How do I pay for stockbrokers?

Stockbrokerage is a business – meaning that – those involved will provide their services at a price. Either this price can be a small commission-based percentage of your transactions after buying or selling stocks when you use their tools and advice, or a share on the profit made after such transactions.

Some stockbrokers will ask for a fixed share of the assets they manage on your behalf, depending on how big your investment portfolio is.  

Stock investment is profitable but risky, that is why it is advisable to diversify your investment portfolio and not put all your money in stocks of one company, or one industry, or in simpler terms, don’t keep all your eggs in one basket.

Types of investment

Almost every industry has a company listed on the stock exchange, though tech companies seem to be the most valuable. Speaking of value, “valuable investing” is one type of investing where the company you are buying stock from is already big and well established, but its share price has more or less reached its peak. An investor buying stock in this company is sure their money is in a safe place, and will most probably stay valuable.

On the other hand, there are companies with new products and innovations with room and potential for growth.

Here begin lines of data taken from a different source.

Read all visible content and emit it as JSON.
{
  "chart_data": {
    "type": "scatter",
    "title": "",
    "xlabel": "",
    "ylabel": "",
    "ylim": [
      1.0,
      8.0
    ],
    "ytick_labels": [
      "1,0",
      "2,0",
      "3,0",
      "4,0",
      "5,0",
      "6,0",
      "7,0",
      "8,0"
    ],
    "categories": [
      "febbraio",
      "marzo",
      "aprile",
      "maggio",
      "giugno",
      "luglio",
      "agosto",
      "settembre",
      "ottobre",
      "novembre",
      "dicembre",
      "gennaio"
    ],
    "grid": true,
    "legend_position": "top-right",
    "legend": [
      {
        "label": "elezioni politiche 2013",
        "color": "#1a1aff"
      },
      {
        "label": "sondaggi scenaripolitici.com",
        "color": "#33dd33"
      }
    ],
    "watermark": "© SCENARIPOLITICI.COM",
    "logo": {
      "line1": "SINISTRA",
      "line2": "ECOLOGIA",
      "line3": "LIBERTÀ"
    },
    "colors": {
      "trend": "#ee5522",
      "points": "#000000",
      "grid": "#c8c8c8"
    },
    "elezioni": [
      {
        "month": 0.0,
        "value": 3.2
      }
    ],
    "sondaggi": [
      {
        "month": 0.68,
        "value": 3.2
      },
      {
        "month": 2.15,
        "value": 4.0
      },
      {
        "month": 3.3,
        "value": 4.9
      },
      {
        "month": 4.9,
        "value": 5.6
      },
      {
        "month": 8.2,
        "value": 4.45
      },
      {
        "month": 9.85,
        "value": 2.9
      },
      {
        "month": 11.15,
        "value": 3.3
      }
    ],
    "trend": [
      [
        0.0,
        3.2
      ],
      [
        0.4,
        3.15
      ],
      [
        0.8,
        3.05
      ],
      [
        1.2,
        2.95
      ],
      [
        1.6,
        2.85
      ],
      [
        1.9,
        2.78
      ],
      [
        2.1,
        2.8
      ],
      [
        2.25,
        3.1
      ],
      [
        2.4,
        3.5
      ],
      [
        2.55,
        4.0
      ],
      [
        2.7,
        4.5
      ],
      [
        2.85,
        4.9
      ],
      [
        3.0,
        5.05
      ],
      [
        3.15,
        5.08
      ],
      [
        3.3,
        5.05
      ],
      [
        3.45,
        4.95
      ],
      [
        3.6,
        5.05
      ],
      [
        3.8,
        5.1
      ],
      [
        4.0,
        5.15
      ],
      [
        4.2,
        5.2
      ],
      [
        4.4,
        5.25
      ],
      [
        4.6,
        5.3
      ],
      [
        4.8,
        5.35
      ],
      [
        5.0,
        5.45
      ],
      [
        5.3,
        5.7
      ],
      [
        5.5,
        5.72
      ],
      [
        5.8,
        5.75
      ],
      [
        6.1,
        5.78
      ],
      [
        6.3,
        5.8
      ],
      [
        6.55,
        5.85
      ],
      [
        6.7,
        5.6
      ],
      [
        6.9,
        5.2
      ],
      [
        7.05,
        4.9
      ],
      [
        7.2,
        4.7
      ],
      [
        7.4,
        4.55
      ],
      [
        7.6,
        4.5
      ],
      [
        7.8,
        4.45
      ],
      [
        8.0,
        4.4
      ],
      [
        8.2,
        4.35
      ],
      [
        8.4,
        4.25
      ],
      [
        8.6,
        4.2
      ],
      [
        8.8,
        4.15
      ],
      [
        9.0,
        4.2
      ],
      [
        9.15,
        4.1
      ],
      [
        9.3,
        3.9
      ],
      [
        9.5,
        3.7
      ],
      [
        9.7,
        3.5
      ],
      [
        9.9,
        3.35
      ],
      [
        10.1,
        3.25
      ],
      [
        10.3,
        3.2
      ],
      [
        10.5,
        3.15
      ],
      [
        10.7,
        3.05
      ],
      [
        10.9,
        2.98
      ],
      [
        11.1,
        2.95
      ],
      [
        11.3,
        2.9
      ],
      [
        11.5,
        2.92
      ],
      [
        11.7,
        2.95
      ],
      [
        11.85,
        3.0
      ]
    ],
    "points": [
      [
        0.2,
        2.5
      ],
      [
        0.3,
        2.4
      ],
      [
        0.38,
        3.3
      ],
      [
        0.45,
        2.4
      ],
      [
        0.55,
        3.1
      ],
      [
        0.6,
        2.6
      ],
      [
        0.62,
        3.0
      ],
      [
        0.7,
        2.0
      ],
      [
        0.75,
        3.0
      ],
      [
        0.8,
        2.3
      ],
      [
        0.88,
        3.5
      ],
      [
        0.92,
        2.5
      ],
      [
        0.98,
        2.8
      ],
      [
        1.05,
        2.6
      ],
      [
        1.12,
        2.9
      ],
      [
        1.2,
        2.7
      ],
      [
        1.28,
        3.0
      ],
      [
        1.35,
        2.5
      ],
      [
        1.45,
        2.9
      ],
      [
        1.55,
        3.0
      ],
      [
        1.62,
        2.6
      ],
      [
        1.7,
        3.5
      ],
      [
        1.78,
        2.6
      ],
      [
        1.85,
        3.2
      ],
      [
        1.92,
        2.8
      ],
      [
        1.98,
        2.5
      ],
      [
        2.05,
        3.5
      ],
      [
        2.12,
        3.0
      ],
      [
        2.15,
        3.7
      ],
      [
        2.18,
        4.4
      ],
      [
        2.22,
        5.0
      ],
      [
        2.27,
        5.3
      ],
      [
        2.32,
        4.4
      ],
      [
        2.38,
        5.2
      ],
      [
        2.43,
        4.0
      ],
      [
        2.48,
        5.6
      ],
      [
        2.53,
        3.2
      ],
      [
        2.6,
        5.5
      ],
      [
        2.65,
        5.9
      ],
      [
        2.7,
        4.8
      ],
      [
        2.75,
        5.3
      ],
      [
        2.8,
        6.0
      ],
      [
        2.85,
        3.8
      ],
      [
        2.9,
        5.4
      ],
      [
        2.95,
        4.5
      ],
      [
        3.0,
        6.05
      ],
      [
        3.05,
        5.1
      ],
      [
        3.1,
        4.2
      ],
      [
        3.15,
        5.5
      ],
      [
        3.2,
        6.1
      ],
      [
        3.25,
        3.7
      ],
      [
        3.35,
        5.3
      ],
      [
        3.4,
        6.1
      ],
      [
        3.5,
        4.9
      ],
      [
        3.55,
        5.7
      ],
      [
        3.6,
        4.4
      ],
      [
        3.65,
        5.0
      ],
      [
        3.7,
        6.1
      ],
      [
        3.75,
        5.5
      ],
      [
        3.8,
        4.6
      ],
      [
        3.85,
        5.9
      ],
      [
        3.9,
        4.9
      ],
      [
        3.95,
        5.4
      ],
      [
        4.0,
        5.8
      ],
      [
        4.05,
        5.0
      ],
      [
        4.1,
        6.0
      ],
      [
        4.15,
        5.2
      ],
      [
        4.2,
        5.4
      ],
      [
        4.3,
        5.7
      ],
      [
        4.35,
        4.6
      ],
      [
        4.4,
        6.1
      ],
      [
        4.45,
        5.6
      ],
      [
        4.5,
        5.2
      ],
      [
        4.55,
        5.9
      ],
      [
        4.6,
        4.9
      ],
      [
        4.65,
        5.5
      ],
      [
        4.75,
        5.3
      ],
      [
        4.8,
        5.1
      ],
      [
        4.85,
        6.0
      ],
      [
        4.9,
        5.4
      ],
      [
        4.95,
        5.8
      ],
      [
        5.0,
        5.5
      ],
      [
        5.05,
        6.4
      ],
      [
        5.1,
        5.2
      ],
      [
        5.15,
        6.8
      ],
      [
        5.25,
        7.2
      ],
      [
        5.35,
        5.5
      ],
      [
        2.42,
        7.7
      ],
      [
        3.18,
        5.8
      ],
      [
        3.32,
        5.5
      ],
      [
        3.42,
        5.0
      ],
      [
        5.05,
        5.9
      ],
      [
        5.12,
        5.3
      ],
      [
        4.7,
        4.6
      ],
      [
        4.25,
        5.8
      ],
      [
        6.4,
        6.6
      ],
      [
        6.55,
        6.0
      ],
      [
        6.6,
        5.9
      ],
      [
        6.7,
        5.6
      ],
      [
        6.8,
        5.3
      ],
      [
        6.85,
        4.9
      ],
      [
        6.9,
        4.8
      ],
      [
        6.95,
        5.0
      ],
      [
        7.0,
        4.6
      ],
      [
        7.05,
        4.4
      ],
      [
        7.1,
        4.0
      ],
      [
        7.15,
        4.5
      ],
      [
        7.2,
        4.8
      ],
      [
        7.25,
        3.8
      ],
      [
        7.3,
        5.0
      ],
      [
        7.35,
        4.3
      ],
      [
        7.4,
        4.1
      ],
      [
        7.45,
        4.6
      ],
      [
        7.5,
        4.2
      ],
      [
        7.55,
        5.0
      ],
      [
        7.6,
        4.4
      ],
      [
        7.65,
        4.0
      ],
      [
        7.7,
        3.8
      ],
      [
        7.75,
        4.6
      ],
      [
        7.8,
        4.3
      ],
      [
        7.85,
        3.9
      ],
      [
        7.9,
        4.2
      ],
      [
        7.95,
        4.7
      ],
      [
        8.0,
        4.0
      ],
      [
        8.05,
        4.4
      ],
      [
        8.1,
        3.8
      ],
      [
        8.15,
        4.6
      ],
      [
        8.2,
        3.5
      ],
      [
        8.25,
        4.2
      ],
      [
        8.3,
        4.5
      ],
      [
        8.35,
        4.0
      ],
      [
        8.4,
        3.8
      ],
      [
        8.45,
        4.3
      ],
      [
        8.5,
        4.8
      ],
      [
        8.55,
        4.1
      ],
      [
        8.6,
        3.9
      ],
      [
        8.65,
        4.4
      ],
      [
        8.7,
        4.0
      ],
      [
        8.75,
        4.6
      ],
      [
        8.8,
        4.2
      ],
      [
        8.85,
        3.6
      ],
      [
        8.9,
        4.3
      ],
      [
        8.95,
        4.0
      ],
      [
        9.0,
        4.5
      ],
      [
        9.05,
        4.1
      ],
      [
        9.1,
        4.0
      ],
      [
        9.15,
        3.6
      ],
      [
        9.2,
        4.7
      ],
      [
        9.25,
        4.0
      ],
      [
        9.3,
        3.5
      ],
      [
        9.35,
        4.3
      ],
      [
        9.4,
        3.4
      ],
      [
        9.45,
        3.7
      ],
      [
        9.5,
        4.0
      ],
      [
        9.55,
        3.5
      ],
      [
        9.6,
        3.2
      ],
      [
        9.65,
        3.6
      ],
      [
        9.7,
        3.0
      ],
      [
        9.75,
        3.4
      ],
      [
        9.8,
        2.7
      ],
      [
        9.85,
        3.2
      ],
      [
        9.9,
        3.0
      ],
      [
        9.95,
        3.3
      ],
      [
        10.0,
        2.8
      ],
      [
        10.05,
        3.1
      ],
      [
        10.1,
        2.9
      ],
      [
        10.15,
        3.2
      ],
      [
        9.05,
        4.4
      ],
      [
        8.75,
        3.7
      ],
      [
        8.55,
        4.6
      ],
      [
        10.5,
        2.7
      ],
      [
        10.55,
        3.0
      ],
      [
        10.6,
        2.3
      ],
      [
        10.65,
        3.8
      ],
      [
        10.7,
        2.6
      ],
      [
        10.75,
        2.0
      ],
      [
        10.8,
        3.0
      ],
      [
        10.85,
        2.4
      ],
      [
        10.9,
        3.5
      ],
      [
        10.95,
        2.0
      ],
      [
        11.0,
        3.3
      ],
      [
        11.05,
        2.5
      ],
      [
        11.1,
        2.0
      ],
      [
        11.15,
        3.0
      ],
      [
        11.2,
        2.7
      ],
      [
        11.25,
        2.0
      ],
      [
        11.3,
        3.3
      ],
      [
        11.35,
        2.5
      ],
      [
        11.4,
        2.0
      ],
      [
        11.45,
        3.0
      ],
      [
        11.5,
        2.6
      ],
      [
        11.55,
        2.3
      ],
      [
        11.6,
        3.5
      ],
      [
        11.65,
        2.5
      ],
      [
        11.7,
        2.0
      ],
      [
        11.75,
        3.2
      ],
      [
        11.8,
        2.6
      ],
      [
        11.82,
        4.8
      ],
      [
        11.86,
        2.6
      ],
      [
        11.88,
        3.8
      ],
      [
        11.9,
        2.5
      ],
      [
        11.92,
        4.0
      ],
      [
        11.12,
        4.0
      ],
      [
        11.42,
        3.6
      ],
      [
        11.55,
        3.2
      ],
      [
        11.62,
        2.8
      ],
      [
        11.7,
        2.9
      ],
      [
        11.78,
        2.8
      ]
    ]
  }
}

These companies might be start-ups with completely new products that have taken the market by storm, or companies that have existed or some time but come up with new products that have sparked global demand, say a pharmaceutical company discovering the cure to COVID-19. Investing in such companies is called “growth investment,” and the investor expects to get high profits in the long run.

One last thing, legitimacy of stockbrokers

As I said earlier, you will need a stockbroker to do this kind of business because these people have a deep understanding of the stock markets, can predict price fluctuations and advise accordingly, as well as providing informed advice on where and when to invest.

You will need value for your money so you should always make sure you lookout for the legitimacy of a stockbroker before having them handle your business. How accurate is the information they are giving you? How fair is the price of the stock they are trying to sell to you, and how easy is it for you to withdraw your earnings?

All that should be put into consideration before hiring stockbroker. You surely do not want to spend your hard-earned money with fraudsters because they do not care how hard you worked for that money, but you should. 

Congratulations, you have made it to the end of lesson one.